Green v Dare
[2002] FMCA 297
•9 July 2002
FEDERAL MAGISTRATES COURT OF AUSTRALIA
| GREEN v DARE & ANOR | [2002] FMCA 297 |
| BANKRUPTCY – Annulment application – whether applicant solvent at the time of sequestration – whether applicant had put her only significant asset beyond the reach of creditors – exercise of discretion – application dismissed. |
Bankruptcy Act 1966 (Cth), s.153B
| Applicant: | ROBYN PATRICIA GREEN |
| First Respondent: Second Respondent: | TRACY DARE PHILIP ARTHUR HENNESSAY |
| File No: | BZ186 of 2002 |
| Delivered on: | 9 July 2002 |
| Delivered at: | Brisbane |
| Hearing Date: | 9 July 2002 |
| Judgment of: | Driver FM |
REPRESENTATION
| Applicant appeared in person |
| Counsel for the Respondent: | Mr Martin |
| Solicitors for the Respondent: Solicitors for the Supporting Creditor: | Hewlett & Co Flower & Hart |
ORDERS
The application is dismissed.
The costs of the trustee of this application are to be taxed and paid in accordance with the Bankruptcy Act 1966 (Cth).
| FEDERAL MAGISTRATES COURT OF AUSTRALIA AT BRISBANE |
BZ186 of 2002
| ROBYN PATRICIA GREEN |
Applicant
And
| TRACY DARE |
First Respondent
| PHILIP ARTHUR HENNESSY as trustee of the bankrupt estate of Robyn Patricia Green |
Second Respondent
REASONS FOR JUDGMENT
The application I have before me is an application by Robyn Patricia Green for annulment of her bankruptcy pursuant to s.153B of the Bankruptcy Act 1966 (Cth) (“the Bankruptcy Act”). The application is made in respect of a sequestration order made on 3 August 2001 in proceedings BZ286 of 2001, the order being made by Registrar Ramsey. The applicant represented herself in the proceedings before me today. The applicant had sought an adjournment of the proceedings, but I declined the adjournment on the basis that no useful purpose would be served by the adjournment.

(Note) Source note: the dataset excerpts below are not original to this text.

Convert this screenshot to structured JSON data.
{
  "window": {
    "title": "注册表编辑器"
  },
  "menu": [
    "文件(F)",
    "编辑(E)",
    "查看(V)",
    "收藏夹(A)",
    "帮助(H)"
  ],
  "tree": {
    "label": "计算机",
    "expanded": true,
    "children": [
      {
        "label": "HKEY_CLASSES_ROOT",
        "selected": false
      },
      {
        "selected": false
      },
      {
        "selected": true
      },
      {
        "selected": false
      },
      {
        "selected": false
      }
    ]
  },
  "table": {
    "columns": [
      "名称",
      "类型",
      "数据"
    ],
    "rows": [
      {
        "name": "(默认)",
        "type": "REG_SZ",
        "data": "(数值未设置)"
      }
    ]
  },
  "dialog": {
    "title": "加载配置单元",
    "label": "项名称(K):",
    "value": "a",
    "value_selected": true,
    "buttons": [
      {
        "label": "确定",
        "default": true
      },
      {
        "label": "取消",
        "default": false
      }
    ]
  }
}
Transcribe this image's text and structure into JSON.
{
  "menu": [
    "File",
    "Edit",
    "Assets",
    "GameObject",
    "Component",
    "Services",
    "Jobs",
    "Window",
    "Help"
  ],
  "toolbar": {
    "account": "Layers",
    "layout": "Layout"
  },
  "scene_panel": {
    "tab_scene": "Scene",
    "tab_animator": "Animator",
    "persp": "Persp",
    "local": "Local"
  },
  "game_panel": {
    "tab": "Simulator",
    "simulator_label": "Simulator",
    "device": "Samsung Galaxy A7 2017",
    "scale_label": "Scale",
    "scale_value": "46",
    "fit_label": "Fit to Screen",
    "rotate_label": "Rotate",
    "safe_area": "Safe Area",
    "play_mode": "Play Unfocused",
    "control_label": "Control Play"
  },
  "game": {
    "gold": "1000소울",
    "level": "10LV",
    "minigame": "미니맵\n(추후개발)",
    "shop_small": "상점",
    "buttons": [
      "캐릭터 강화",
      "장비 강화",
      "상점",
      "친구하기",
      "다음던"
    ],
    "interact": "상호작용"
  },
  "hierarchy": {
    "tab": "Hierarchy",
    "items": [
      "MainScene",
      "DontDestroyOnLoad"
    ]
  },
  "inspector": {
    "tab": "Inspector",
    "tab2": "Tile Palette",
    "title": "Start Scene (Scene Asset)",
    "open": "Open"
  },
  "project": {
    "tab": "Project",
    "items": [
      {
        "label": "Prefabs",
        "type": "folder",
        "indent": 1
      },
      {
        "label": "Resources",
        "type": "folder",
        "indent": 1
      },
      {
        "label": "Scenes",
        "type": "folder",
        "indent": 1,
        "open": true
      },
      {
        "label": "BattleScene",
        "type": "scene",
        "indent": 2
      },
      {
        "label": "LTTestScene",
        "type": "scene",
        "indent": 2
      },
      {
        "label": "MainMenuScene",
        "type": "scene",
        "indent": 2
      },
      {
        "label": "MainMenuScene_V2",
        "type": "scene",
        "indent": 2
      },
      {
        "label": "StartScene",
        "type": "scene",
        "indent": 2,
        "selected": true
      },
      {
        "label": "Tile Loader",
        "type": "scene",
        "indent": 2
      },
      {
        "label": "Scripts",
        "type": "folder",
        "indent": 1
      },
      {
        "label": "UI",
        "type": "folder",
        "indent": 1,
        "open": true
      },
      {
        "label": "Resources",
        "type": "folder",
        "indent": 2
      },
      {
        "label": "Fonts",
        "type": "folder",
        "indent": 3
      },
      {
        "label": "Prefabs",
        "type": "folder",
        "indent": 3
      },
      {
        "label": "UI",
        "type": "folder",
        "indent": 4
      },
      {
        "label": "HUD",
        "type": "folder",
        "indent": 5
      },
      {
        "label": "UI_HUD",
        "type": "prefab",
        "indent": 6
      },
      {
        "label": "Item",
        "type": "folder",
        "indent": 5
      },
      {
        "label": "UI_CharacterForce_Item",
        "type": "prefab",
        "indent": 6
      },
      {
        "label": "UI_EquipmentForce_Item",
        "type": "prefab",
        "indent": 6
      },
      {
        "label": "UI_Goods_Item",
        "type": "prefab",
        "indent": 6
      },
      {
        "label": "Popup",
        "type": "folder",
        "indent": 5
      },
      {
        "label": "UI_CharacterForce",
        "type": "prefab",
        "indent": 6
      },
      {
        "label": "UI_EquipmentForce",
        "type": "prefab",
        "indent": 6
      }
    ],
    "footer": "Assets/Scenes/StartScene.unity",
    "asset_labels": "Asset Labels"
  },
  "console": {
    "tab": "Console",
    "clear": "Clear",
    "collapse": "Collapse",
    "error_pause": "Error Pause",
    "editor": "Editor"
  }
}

It was apparent almost immediately from submissions made by the applicant that she had refined the basis of her application beyond that which was set out in previous documents filed in support of the application, and that there was some conflict between the way the application was put orally before me and the way in which it was supported previously by affidavit, in particular the applicant's affidavit filed on 18 April 2002.

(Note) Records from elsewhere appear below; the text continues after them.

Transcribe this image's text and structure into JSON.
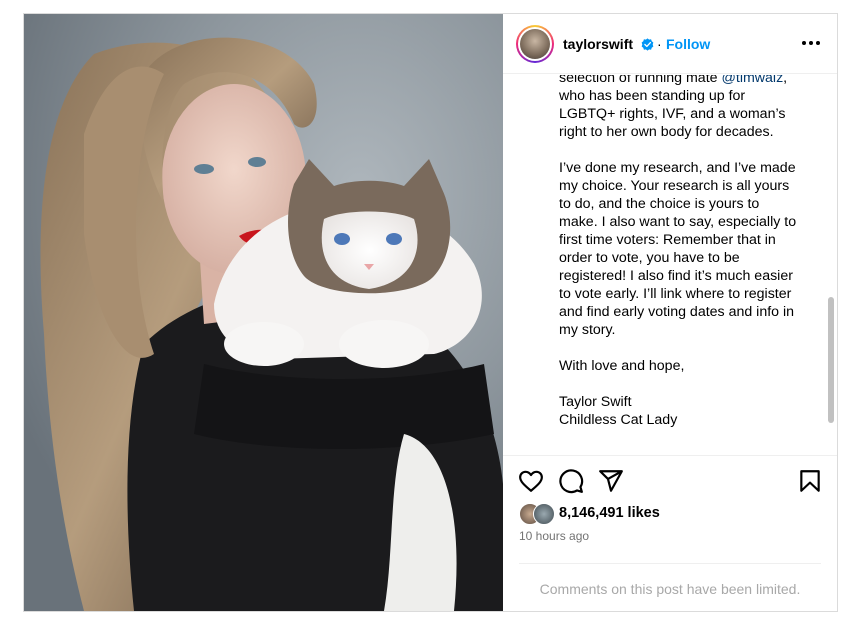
{
  "header": {
    "username": "taylorswift",
    "separator": "·",
    "follow_label": "Follow",
    "verified_icon": "verified-badge-icon",
    "more_icon": "more-options-icon"
  },
  "caption": {
    "lines": [
      "selection of running mate ",
      "@timwalz",
      ",\nwho has been standing up for\nLGBTQ+ rights, IVF, and a woman’s\nright to her own body for decades.\n\nI’ve done my research, and I’ve made\nmy choice. Your research is all yours\nto do, and the choice is yours to\nmake. I also want to say, especially to\nfirst time voters: Remember that in\norder to vote, you have to be\nregistered! I also find it’s much easier\nto vote early. I’ll link where to register\nand find early voting dates and info in\nmy story.\n\nWith love and hope,\n\nTaylor Swift\nChildless Cat Lady"
    ]
  },
  "actions": {
    "like_icon": "heart-icon",
    "comment_icon": "comment-icon",
    "share_icon": "share-icon",
    "save_icon": "bookmark-icon"
  },
  "likes": {
    "count_text": "8,146,491 likes"
  },
  "timestamp": "10 hours ago",
  "comments_notice": "Comments on this post have been limited.",
  "colors": {
    "accent": "#0095f6",
    "mention": "#00376b",
    "muted": "#737373",
    "notice": "#a8a8a8"
  }
}
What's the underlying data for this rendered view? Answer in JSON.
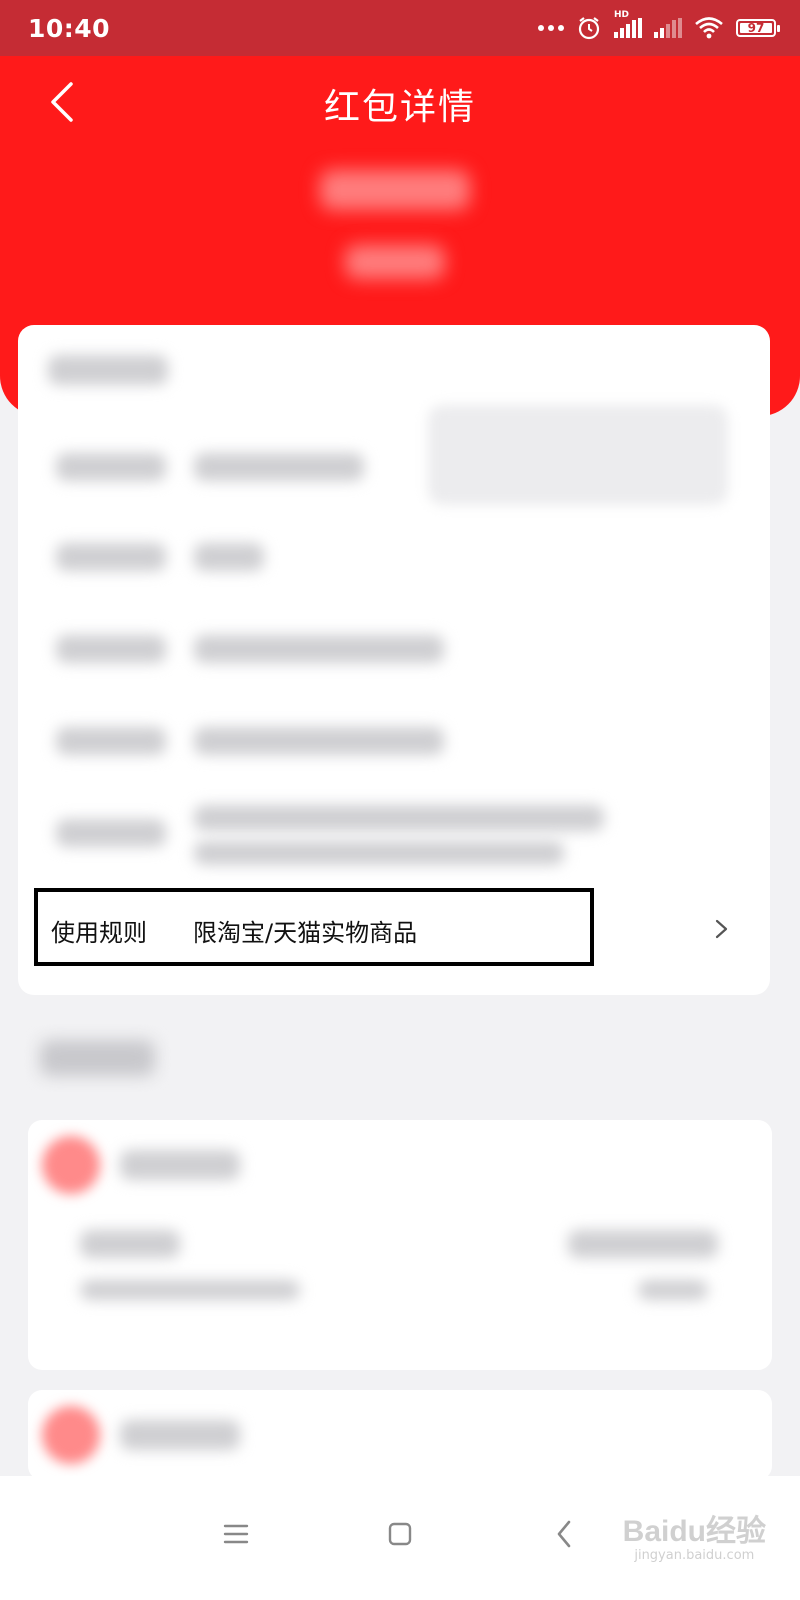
{
  "status_bar": {
    "time": "10:40",
    "network_label": "HD",
    "battery_level": "97"
  },
  "header": {
    "title": "红包详情",
    "back_icon": "chevron-left-icon"
  },
  "usage_rule": {
    "label": "使用规则",
    "value": "限淘宝/天猫实物商品",
    "arrow_icon": "chevron-right-icon"
  },
  "system_nav": {
    "menu_icon": "menu-icon",
    "home_icon": "square-home-icon",
    "back_icon": "triangle-back-icon"
  },
  "watermark": {
    "brand": "Baidu经验",
    "url": "jingyan.baidu.com"
  },
  "colors": {
    "header_red": "#ff1a1a",
    "status_bar_red": "#c52c34",
    "highlight_border": "#000000"
  }
}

The application was supported before me today on the basis that the applicant is, and was at all material times, solvent and that because of that solvency the sequestration order made by Registrar Ramsey should not have been made, and that if the bankruptcy was annulled the applicant would proceed to realise assets in order to discharge her debts. The evidence given orally by the applicant establishes that the only means now, or at the time of the hearing of the creditors' petition, that the applicant could conceivably have met the claim against her was by realising the value of a house property located at 26 Myrtle Street, The Grange, in Queensland.
I have evidence that prior to the sequestration order the applicant had taken steps to transfer her interest in that property to a company which had then made a gift of the property to a family trust in which the applicant is not a beneficiary. That establishes to my satisfaction that, at the time the creditors' petition was heard, the applicant was not in a position legally to realise any interest in that property because she had done all that she could do to dispose of that interest.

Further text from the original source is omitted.